We stopped to fish awhile on a sandy gravel spit a couple of hours after we put in, but the water was too murky for our bass rigs and we had no luck. While we were casting and reeling in, casting and reeling in, a rancher in a big blue Ford truck cruised slowly by at the top of the opposite bank and checked us out. Apparently he decided we were okay, and kept moving. Aside from each other, this was the only other human we saw on the river all day. At around 6 p.m. we saw our first cliff—sixty feet high and made up of what looked to be granite—on the left bank of the river and decided to set up camp on an island of sand and gravel directly across from the cliff. It was a perfect site, with the island sloping gently up from the river to a height of around four feet, and the high spot covered with lush coastal Bermuda grass that would cushion our tentsite nicely. We pulled out and unloaded. Then, after helping me pitch the tent, Jerry tried to catch some fish for dinner while I set up camp. But despite that fact that he worked a series of topwater and subsurface lures like a pro, the fish were having none of it. I finished setting up camp and gathered driftwood—the shallow strait separating our island from the mainland was no more than three feet wide—and by the time I had the fire going, Jerry had decided to give up on fishing. I’d set up the campstove, but we decided to stick with sandwiches and chips for the evening. We had discovered a green plastic chair, completely intact, in some driftwood as we beached the canoe and we set that up near the fire. We also found an empty golf bag in the channel that separated the island from the bank. We had a good time speculating about how the chair and golf bag had come to rest on this small island in the Colorado.
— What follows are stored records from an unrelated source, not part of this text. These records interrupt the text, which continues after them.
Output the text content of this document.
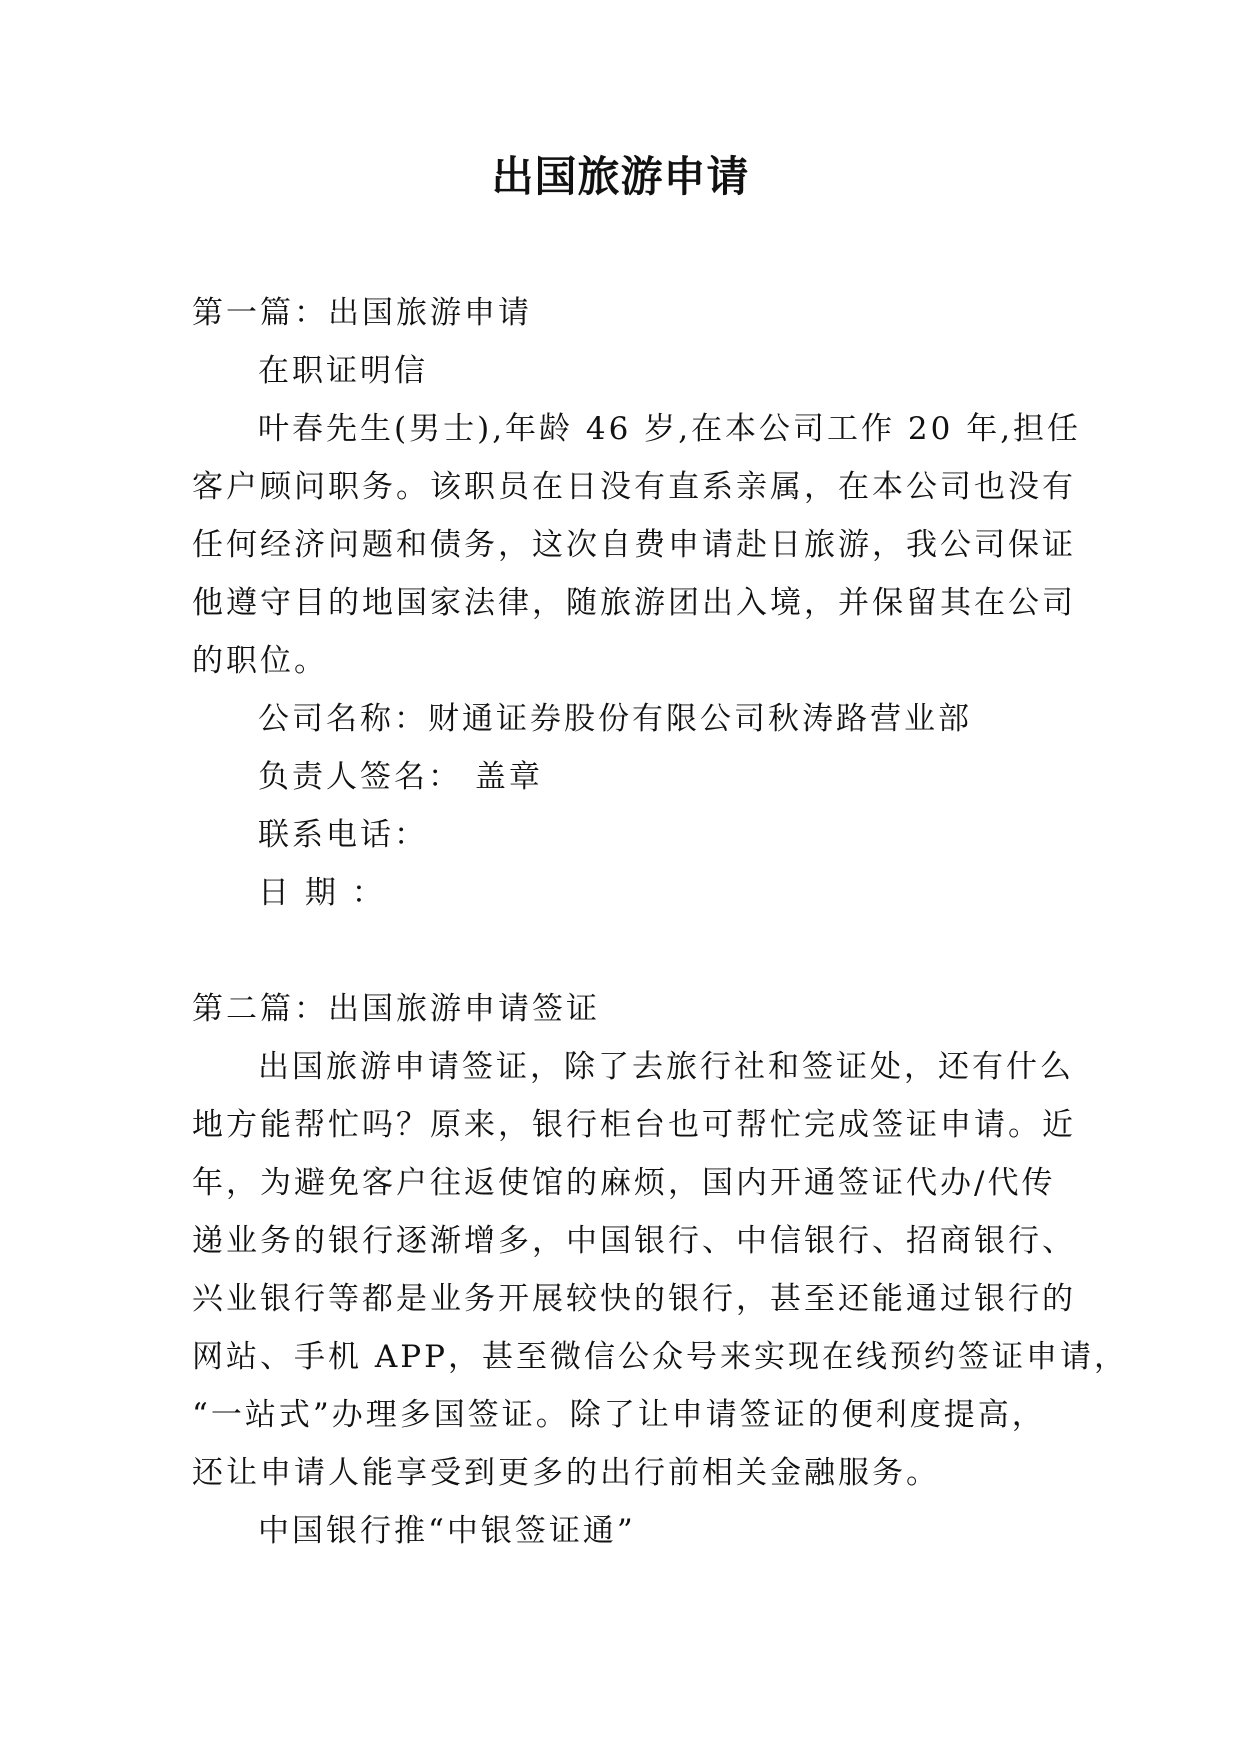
出国旅游申请
第一篇：出国旅游申请
在职证明信
叶春先生(男士),年龄 46 岁,在本公司工作 20 年,担任
客户顾问职务。该职员在日没有直系亲属，在本公司也没有
任何经济问题和债务，这次自费申请赴日旅游，我公司保证
他遵守目的地国家法律，随旅游团出入境，并保留其在公司
的职位。
公司名称：财通证券股份有限公司秋涛路营业部
负责人签名： 盖章
联系电话：
日 期 ：
第二篇：出国旅游申请签证
出国旅游申请签证，除了去旅行社和签证处，还有什么
地方能帮忙吗？原来，银行柜台也可帮忙完成签证申请。近
年，为避免客户往返使馆的麻烦，国内开通签证代办/代传
递业务的银行逐渐增多，中国银行、中信银行、招商银行、
兴业银行等都是业务开展较快的银行，甚至还能通过银行的
网站、手机 APP，甚至微信公众号来实现在线预约签证申请，
“一站式”办理多国签证。除了让申请签证的便利度提高，
还让申请人能享受到更多的出行前相关金融服务。
中国银行推“中银签证通”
After a good dose of smoky campfire and long glances up at the stars—not to mention a couple more celebratory beverages—our theories got interesting indeed, involving a shady character named Frankie the Snake and a great deal of midnight mayhem.
We stayed up late listening to the sound of the river rushing by and looking up at the lush carpet of stars that spread out above our heads. The evening was perfect. And it came to me, as I sat around the campfire trading Frankie the Snake tales with a very good friend, that a life which does not include such moments is an empty life indeed.